Fernote semblait partager mon avis, elle ne cessait de scruter les environs.

« Une ville si solide, au fond de la mer… Je ne m'imaginais pas connaître le monde entier, mais c'est une surprise. Le monde est vaste. Je ne vois que des choses pour la première fois, et honnêtement, c'est amusant. »

Alors que Fernote s'émerveillait, un petit poisson passa près d'elle.

On percevait les odeurs, on pouvait respirer, la visibilité était large : un fond de mer mystérieux.
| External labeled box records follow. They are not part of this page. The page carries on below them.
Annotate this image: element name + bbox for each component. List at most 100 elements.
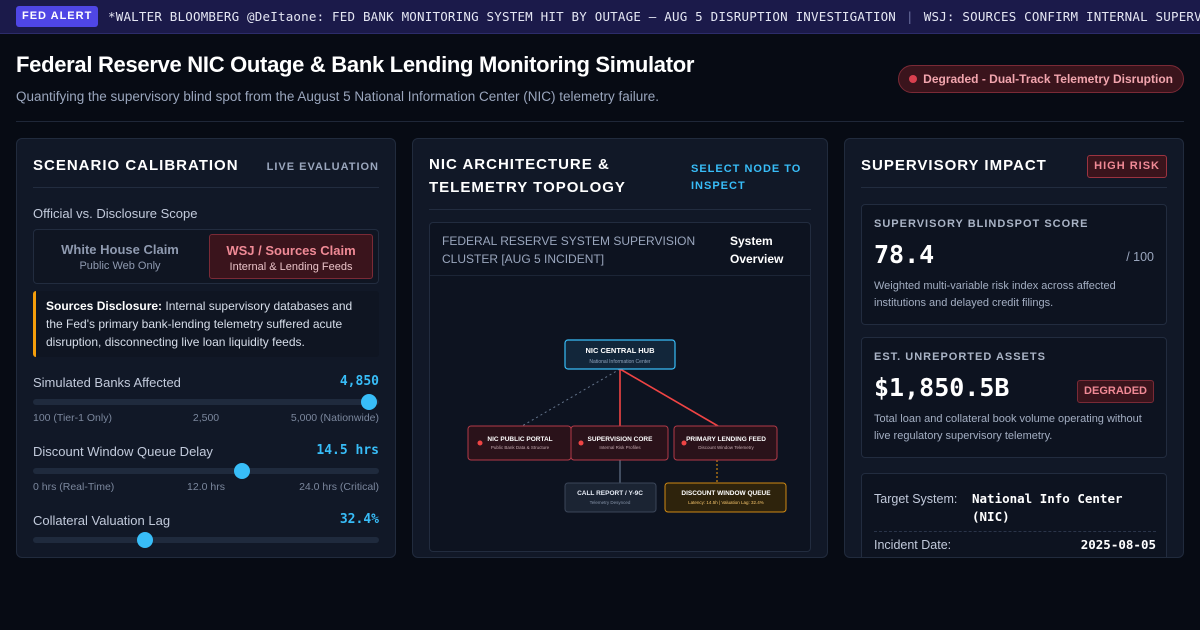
degraded-badge: DEGRADED [1077, 380, 1154, 403]
news-ticker: FED ALERT *WALTER BLOOMBERG @DeItaone: F… [0, 0, 1200, 34]
node-nic-central-hub[interactable]: NIC CENTRAL HUB National Information Cen… [564, 339, 676, 370]
fed-alert-badge: FED ALERT [16, 6, 99, 27]
scenario-calibration-panel: SCENARIO CALIBRATION LIVE EVALUATION Off… [16, 138, 396, 558]
metric-label: SUPERVISORY BLINDSPOT SCORE [874, 218, 1089, 230]
ticker-text: *WALTER BLOOMBERG @DeItaone: FED BANK MO… [108, 9, 1200, 24]
topology-canvas: FEDERAL RESERVE SYSTEM SUPERVISION CLUST… [429, 222, 811, 552]
slider-value: 4,850 [339, 374, 379, 389]
ticker-item: *WALTER BLOOMBERG @DeItaone: FED BANK MO… [108, 9, 897, 24]
ticker-item: WSJ: SOURCES CONFIRM INTERNAL SUPERVISOR… [923, 9, 1200, 24]
panel-divider [429, 209, 811, 210]
detail-value: National Info Center (NIC) [972, 491, 1123, 524]
node-supervision-core[interactable]: SUPERVISION CORE Internal Risk Profiles [570, 425, 669, 461]
metric-value: $1,850.5B [874, 373, 1010, 402]
cluster-name: FEDERAL RESERVE SYSTEM SUPERVISION CLUST… [442, 234, 696, 266]
option-title: White House Claim [61, 242, 179, 257]
node-title: DISCOUNT WINDOW QUEUE [681, 490, 771, 497]
detail-divider [874, 531, 1156, 532]
detail-key: Incident Date: [874, 538, 952, 552]
page-title: Federal Reserve NIC Outage & Bank Lendin… [16, 52, 695, 77]
topology-panel: NIC ARCHITECTURE & TELEMETRY TOPOLOGY SE… [412, 138, 828, 558]
slider-label: Simulated Banks Affected [33, 375, 181, 390]
node-title: NIC PUBLIC PORTAL [487, 436, 552, 443]
live-evaluation-tag: LIVE EVALUATION [266, 161, 379, 173]
select-node-hint: SELECT NODE TO INSPECT [691, 163, 802, 192]
status-dot-icon [909, 75, 918, 83]
node-subtitle: Telemetry Desynced [590, 500, 631, 505]
metric-description: Total loan and collateral book volume op… [874, 413, 1142, 442]
slider-track[interactable] [33, 532, 379, 548]
slider-track[interactable] [33, 394, 379, 410]
panel-title: NIC ARCHITECTURE & TELEMETRY TOPOLOGY [429, 156, 626, 196]
tick-max: 5,000 (Nationwide) [290, 412, 379, 424]
node-box [467, 425, 572, 461]
unreported-assets-card: EST. UNREPORTED ASSETS $1,850.5B DEGRADE… [861, 337, 1167, 458]
node-title: CALL REPORT / Y-9C [577, 490, 643, 497]
metric-suffix: / 100 [1126, 250, 1154, 264]
topology-header: FEDERAL RESERVE SYSTEM SUPERVISION CLUST… [430, 223, 810, 276]
node-title: NIC CENTRAL HUB [585, 346, 655, 355]
disclosure-title: Sources Disclosure: [46, 299, 163, 313]
blindspot-score-card: SUPERVISORY BLINDSPOT SCORE 78.4 / 100 W… [861, 204, 1167, 325]
option-subtitle: Internal & Lending Feeds [229, 261, 353, 273]
wsj-sources-claim-option[interactable]: WSJ / Sources Claim Internal & Lending F… [209, 234, 373, 279]
incident-details-card: Target System: National Info Center (NIC… [861, 473, 1167, 557]
header-divider [16, 121, 1184, 122]
panel-title: SUPERVISORY IMPACT [861, 157, 1047, 174]
edge-hub-portal [521, 368, 621, 427]
alert-dot-icon [477, 440, 483, 446]
edge-hub-lending [619, 368, 719, 427]
panel-divider [33, 187, 379, 188]
option-title: WSJ / Sources Claim [226, 243, 356, 258]
node-box [570, 425, 669, 461]
high-risk-badge: HIGH RISK [1087, 155, 1167, 178]
node-subtitle: Discount Window Telemetry [698, 445, 754, 450]
slider-track[interactable] [33, 463, 379, 479]
node-subtitle: Latency: 14.5h | Valuation Lag: 32.4% [688, 500, 764, 505]
tick-min: 0 hrs (Real-Time) [33, 481, 115, 493]
sources-disclosure-note: Sources Disclosure: Internal supervisory… [33, 291, 379, 357]
node-title: PRIMARY LENDING FEED [686, 436, 766, 443]
status-badge: Degraded - Dual-Track Telemetry Disrupti… [898, 65, 1184, 93]
detail-key: Target System: [874, 492, 958, 506]
slider-value: 32.4% [339, 512, 379, 527]
slider-thumb[interactable] [360, 394, 377, 410]
scope-toggle: White House Claim Public Web Only WSJ / … [33, 229, 379, 284]
slider-label: Collateral Valuation Lag [33, 513, 171, 528]
node-subtitle: Public Bank Data & Structure [491, 445, 550, 450]
page-subtitle: Quantifying the supervisory blind spot f… [16, 89, 660, 104]
ticker-separator: | [906, 9, 914, 24]
panel-title: SCENARIO CALIBRATION [33, 157, 239, 174]
node-subtitle: National Information Center [589, 359, 650, 365]
node-subtitle: Internal Risk Profiles [599, 445, 641, 450]
tick-mid: 12.0 hrs [187, 481, 225, 493]
node-box [673, 425, 778, 461]
scope-label: Official vs. Disclosure Scope [33, 206, 198, 221]
supervisory-impact-panel: SUPERVISORY IMPACT HIGH RISK SUPERVISORY… [844, 138, 1184, 558]
metric-label: EST. UNREPORTED ASSETS [874, 351, 1046, 363]
metric-description: Weighted multi-variable risk index acros… [874, 280, 1116, 309]
panel-divider [861, 187, 1167, 188]
node-discount-window-queue[interactable]: DISCOUNT WINDOW QUEUE Latency: 14.5h | V… [664, 482, 787, 513]
system-overview-label: System Overview [730, 234, 784, 266]
node-title: SUPERVISION CORE [588, 436, 654, 443]
detail-value: 2025-08-05 [1080, 537, 1156, 552]
slider-thumb[interactable] [233, 463, 250, 479]
alert-dot-icon [578, 440, 584, 446]
option-subtitle: Public Web Only [79, 260, 161, 272]
node-box [664, 482, 787, 513]
node-box [564, 482, 657, 513]
status-text: Degraded - Dual-Track Telemetry Disrupti… [923, 72, 1173, 86]
node-call-report[interactable]: CALL REPORT / Y-9C Telemetry Desynced [564, 482, 657, 513]
node-nic-public-portal[interactable]: NIC PUBLIC PORTAL Public Bank Data & Str… [467, 425, 572, 461]
slider-value: 14.5 hrs [316, 443, 379, 458]
white-house-claim-option[interactable]: White House Claim Public Web Only [38, 234, 202, 279]
tick-max: 24.0 hrs (Critical) [299, 481, 379, 493]
slider-label: Discount Window Queue Delay [33, 444, 213, 459]
slider-thumb[interactable] [137, 532, 154, 548]
tick-mid: 2,500 [192, 412, 220, 424]
metric-value: 78.4 [874, 240, 935, 269]
tick-min: 100 (Tier-1 Only) [33, 412, 112, 424]
topology-diagram: NIC CENTRAL HUB National Information Cen… [467, 339, 787, 513]
node-primary-lending-feed[interactable]: PRIMARY LENDING FEED Discount Window Tel… [673, 425, 778, 461]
Le courant caressait ma peau comme le vent, c'était agréable.

Comme le disait Fernote, cette ville ne contenait que des premières fois pour moi.

Alors pourquoi est-ce que je ressens un tel déjà-vu ?

« Argent, qu'est-ce qui ne va pas ? »

« … Non, ce n'est rien. »

Tout en éprouvant une gêne sans cause identifiable, je ne le dis pas à Fernote.

Si cela touche à ma vie antérieure, lui en parler ne servirait à rien.

Du moins, tant que je n'aurai pas identifié la nature de ce malaise, mieux vaut me taire.